Alien: Romulus: Nostaljiyi Kullanmak

Yazar: Berk Söğütlü

Alien: Romulus: Nostaljiyi Kullanmak

Bu inceleme spoiler içermektedir.

Alien serisi korku filmlerine aşina olan Fede Álvarez yönetmenliğinde bir kez daha dönüyor. Üstelik bu kez Disney çatısı altında. Disney, Predator serisini Prey ile yeniden canlandırmayı başardı. Şimdi de Alien: Covenant’ın başarısızlığını kapatmak için Álvarez’i sahneye davet ediyor. 80 milyon dolarlık bütçeye sahip olan filmin oyuncu kadrosunda Cailee Spaeny, David Jonsson, Isabela Merced, Archie Renaux ve Spike Fearn bulunuyor. Evet ilk kez seride daha ılımlı ve  genç bir kadroyu görüyoruz. Disney, Ridley Scott’ın hikâyesini devam ettirmektense Fede Álvarez öncülüğünde Alien: Romulus ile serinin giriş bölümünün başlattığı destanın köklerine geri dönmekle akıllıca bir karar vermiş. 2142 yılında geçen Alien: Romulus ilk Alien (1979) filmindeki olaylardan yaklaşık olarak 20 yıl sonrasını anlatıyor.

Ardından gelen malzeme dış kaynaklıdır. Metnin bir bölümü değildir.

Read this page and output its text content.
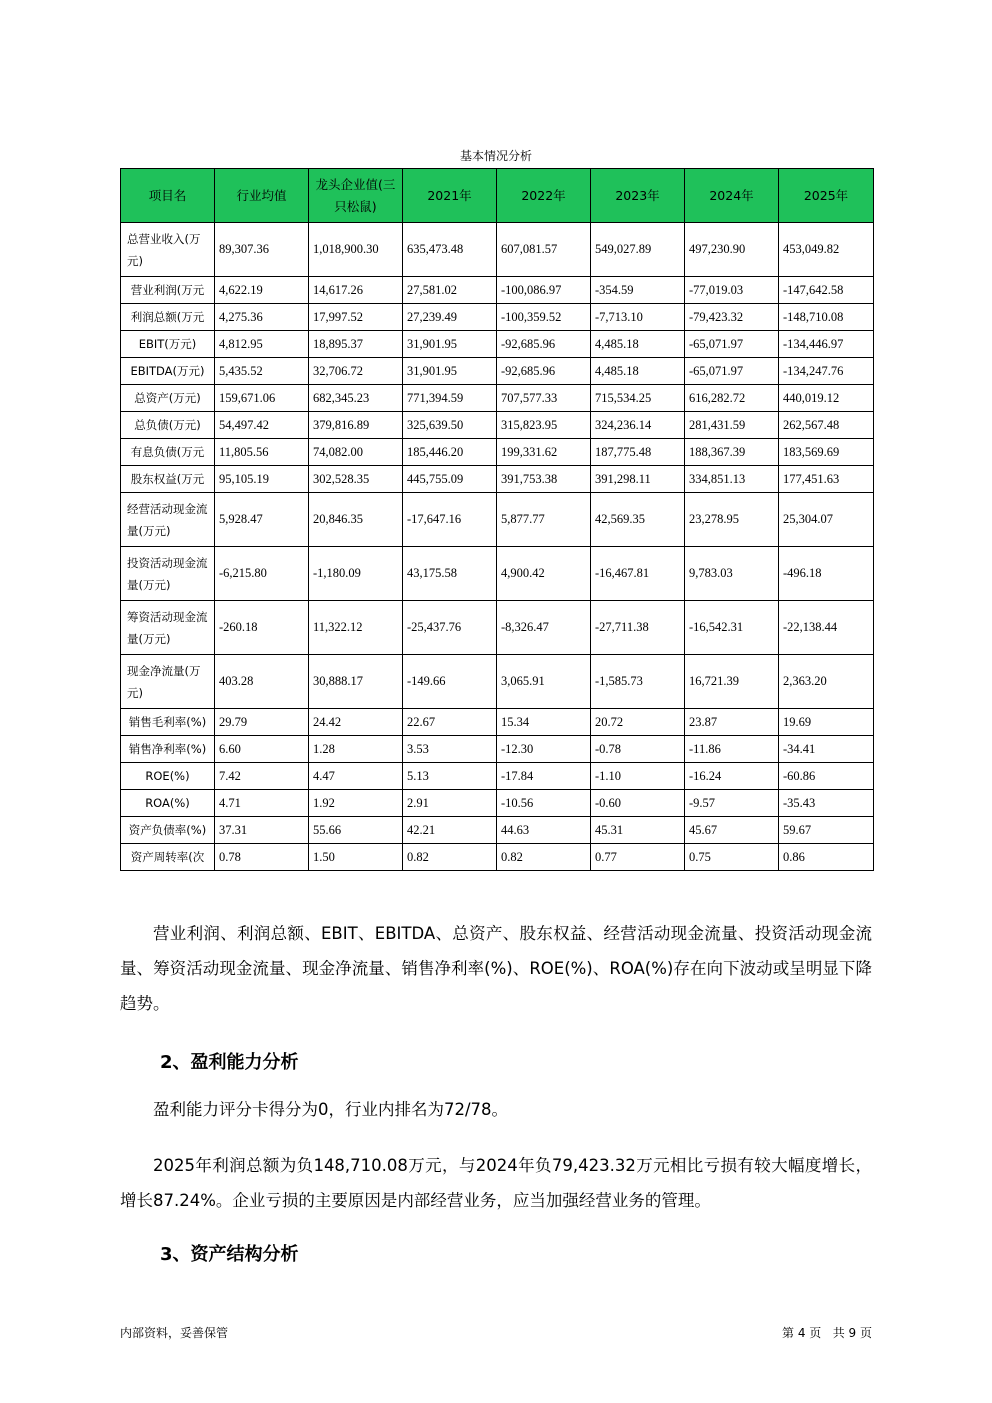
基本情况分析
项目名	行业均值	龙头企业值(三只松鼠)	2021年	2022年	2023年	2024年	2025年
总营业收入(万元)	89,307.36	1,018,900.30	635,473.48	607,081.57	549,027.89	497,230.90	453,049.82
营业利润(万元	4,622.19	14,617.26	27,581.02	-100,086.97	-354.59	-77,019.03	-147,642.58
利润总额(万元	4,275.36	17,997.52	27,239.49	-100,359.52	-7,713.10	-79,423.32	-148,710.08
EBIT(万元)	4,812.95	18,895.37	31,901.95	-92,685.96	4,485.18	-65,071.97	-134,446.97
EBITDA(万元)	5,435.52	32,706.72	31,901.95	-92,685.96	4,485.18	-65,071.97	-134,247.76
总资产(万元)	159,671.06	682,345.23	771,394.59	707,577.33	715,534.25	616,282.72	440,019.12
总负债(万元)	54,497.42	379,816.89	325,639.50	315,823.95	324,236.14	281,431.59	262,567.48
有息负债(万元	11,805.56	74,082.00	185,446.20	199,331.62	187,775.48	188,367.39	183,569.69
股东权益(万元	95,105.19	302,528.35	445,755.09	391,753.38	391,298.11	334,851.13	177,451.63
经营活动现金流量(万元)	5,928.47	20,846.35	-17,647.16	5,877.77	42,569.35	23,278.95	25,304.07
投资活动现金流量(万元)	-6,215.80	-1,180.09	43,175.58	4,900.42	-16,467.81	9,783.03	-496.18
筹资活动现金流量(万元)	-260.18	11,322.12	-25,437.76	-8,326.47	-27,711.38	-16,542.31	-22,138.44
现金净流量(万元)	403.28	30,888.17	-149.66	3,065.91	-1,585.73	16,721.39	2,363.20
销售毛利率(%)	29.79	24.42	22.67	15.34	20.72	23.87	19.69
销售净利率(%)	6.60	1.28	3.53	-12.30	-0.78	-11.86	-34.41
ROE(%)	7.42	4.47	5.13	-17.84	-1.10	-16.24	-60.86
ROA(%)	4.71	1.92	2.91	-10.56	-0.60	-9.57	-35.43
资产负债率(%)	37.31	55.66	42.21	44.63	45.31	45.67	59.67
资产周转率(次	0.78	1.50	0.82	0.82	0.77	0.75	0.86
营业利润、利润总额、EBIT、EBITDA、总资产、股东权益、经营活动现金流量、投资活动现金流量、筹资活动现金流量、现金净流量、销售净利率(%)、ROE(%)、ROA(%)存在向下波动或呈明显下降趋势。
2、盈利能力分析
盈利能力评分卡得分为0，行业内排名为72/78。
2025年利润总额为负148,710.08万元，与2024年负79,423.32万元相比亏损有较大幅度增长，增长87.24%。企业亏损的主要原因是内部经营业务，应当加强经营业务的管理。
3、资产结构分析
内部资料，妥善保管	第 4 页   共 9 页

Film Jackson’s Star gezegeninin karanlık ve kasvetli ortamıyla bizi karşılıyor. Güneşin bile hiç parlamadığı bu gezegen tıpkı bir cehennem manzarası gibi resmedilmiş. Burada Weyland-Yutani şirketi, işçileri sözleşmeli olarak köleliğe zorlayan bir madencilik endüstrisini kontrol ediyor. Jackson’s Star’ın kalabalık uzay madenciliği kolonisinin ilk sahnelerinde Rain Carradine (Cailee Spaeny) ve sentetik-android kardeşi Andy (David Jonsson) ile tanışıyoruz. Rain’in babası onu çöpten kurtarmış ve Andy’yi, Rain’i güvende tutması amacıyla yeniden programlamıştır. Rain Carradine çalışma kotasını doldurup güneş ışığı olan Yvaga’ya taşınmak için izin başvurusunda bulunur ancak bu sözleşmenin Weyland-Yutani şirketi tarafından acımasızca uzatıldığını öğrendikten sonra Rain ve arkadaşları daha iyi bir geleceğe uçmak umuduyla Romulus ve Remus adlı iki ayrı modülden oluşan Rönesans adlı hizmet dışı bırakılmış bir uzay istasyonuna giderler. Orada Yvaga’ya gitmek için gereken birkaç kriyopod kurtarmayı umarlar ancak anlaşılan o ki, uzay istasyonu iyi bir sebepten dolayı hizmet dışı kalmış. Rain, eski sevgilisi Tyler, Tyler’ın kız kardeşi Kay, kuzeni Bjorn, Navarro ve Andy ile bu hizmet dışı bırakılmış gemiden kriyopod’ları çalmak için gizlice içeri girerler. Ekibin planı tüpleri bulmalarıyla ilk başta işe yarar fakat tüpleri çalıştırmak için gereken kriyo yakıt bulmak için istasyonun daha derinlerine indiklerinde hayal edilemez bir dehşetle karşılaşırlar. Ekip geminin gücünü yeniden etkinleştirdiğinde, içeride uyku halinde olan Facehugger’ları da tetiklemiş olurlar. Rain ise Andy’ye bu korkunç gemiden kaçmalarına yardımcı olacak yeni bir programlama seti yükler ancak bu hayatta kalmaları için daha da büyük bir tehdit oluşturacaktır.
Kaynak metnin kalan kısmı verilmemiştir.